Pour l’Oddhlcc, la dignité des agents de cette Collectivité Territoriale Décentralisée est _« autant dégradante que celle des employés de Sino Mart », l’enseigne fermée temporairement par le Gouvernement après des actes de violence sur un salarié.
« La loi ne distingue pas entre un employeur privé et un employeur public quand il s’agit de dignité humaine », martèle l’organisation, qui s’appuie sur le Code Général des Collectivités Territoriales Décentralisées (CGCTD).
Deux poids, deux mesures ?
L’ONG juge « anormal que le Gouvernement, qui a décidé de la fermeture temporaire du supermarché Sino Mart, ne prenne pas de dispositions coercitives contre la mairie de Yokadouma ».
« Si un supermarché est fermé pour traitement inhumain d’un agent, une mairie qui affame ses agents pendant 23 mois ne devrait-elle pas subir la même sanction ? À défaut, la tutelle ne devrait-elle pas engager des contrôles, des poursuites pénales ou procéder à la substitution d’office ? », s’interroge l’Oddhlcc.
Le paradoxe des 153 millions d’excédent
Le fait est d’autant plus choquant que le compte administratif de la mairie fait état d’un excédent budgétaire de 153 410 616 FCFA, alors que les arriérés de salaire ne s’élèvent qu’à 92 046 369 FCFA.
Or, « les salaires constituent une dépense obligatoire et prioritaire »_, rappelle l’Oddhlcc. Pourtant, à Yokadouma, « mettre en réserve cet excédent paraît plus utile » que de payer les agents.
23 mois = une vie en suspens
L’organisation rappelle les conséquences humaines : 23 mois d’arriérés de salaire, c’est une privation de nourriture, de soins de santé et de scolarité pour les enfants. Un véritable « traitement inhumain et dégradant ».

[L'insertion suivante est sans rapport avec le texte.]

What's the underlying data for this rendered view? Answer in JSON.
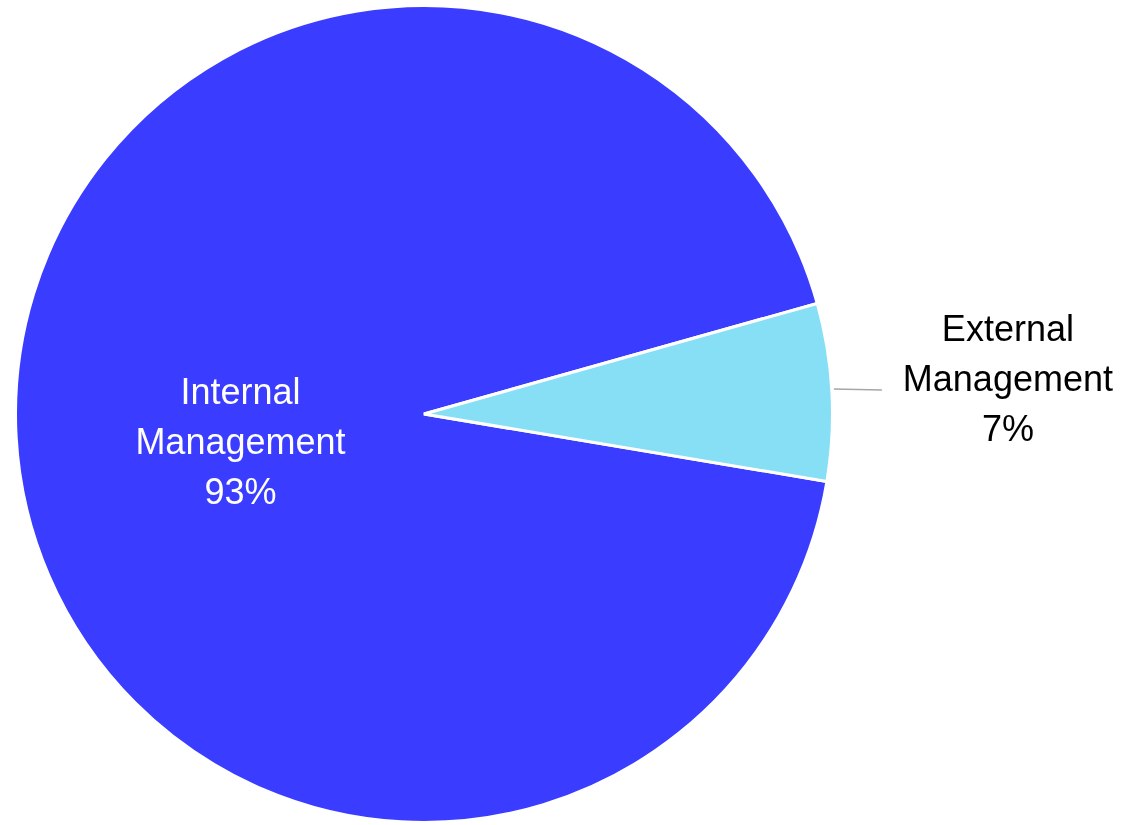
{
  "chart_data": {
    "type": "pie",
    "categories": [
      "Internal Management",
      "External Management"
    ],
    "values": [
      93,
      7
    ],
    "colors": [
      "#3a3dff",
      "#87dff5"
    ],
    "value_labels": [
      "93%",
      "7%"
    ],
    "legend": false
  }
}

« Aucun incident diplomatique à éviter »
L’Oddhlcc revient sur l’argument du Ministre du Travail et de la Sécurité Sociale dans l’affaire Sino Mart, qui évoquait un « incident diplomatique » à éviter avec un employeur chinois.
« Trouver une solution pour le personnel de la mairie de Yokadouma est d’autant plus urgent qu’ici, aucun incident diplomatique n’est à éviter », souligne l’ONG.
Ce que demande l’Oddhlcc
Si « fermer une mairie » est impossible, l’organisation attend « tout au moins une mise en demeure par le préfet de la localité, conformément à l’article 71 du CGCTD ».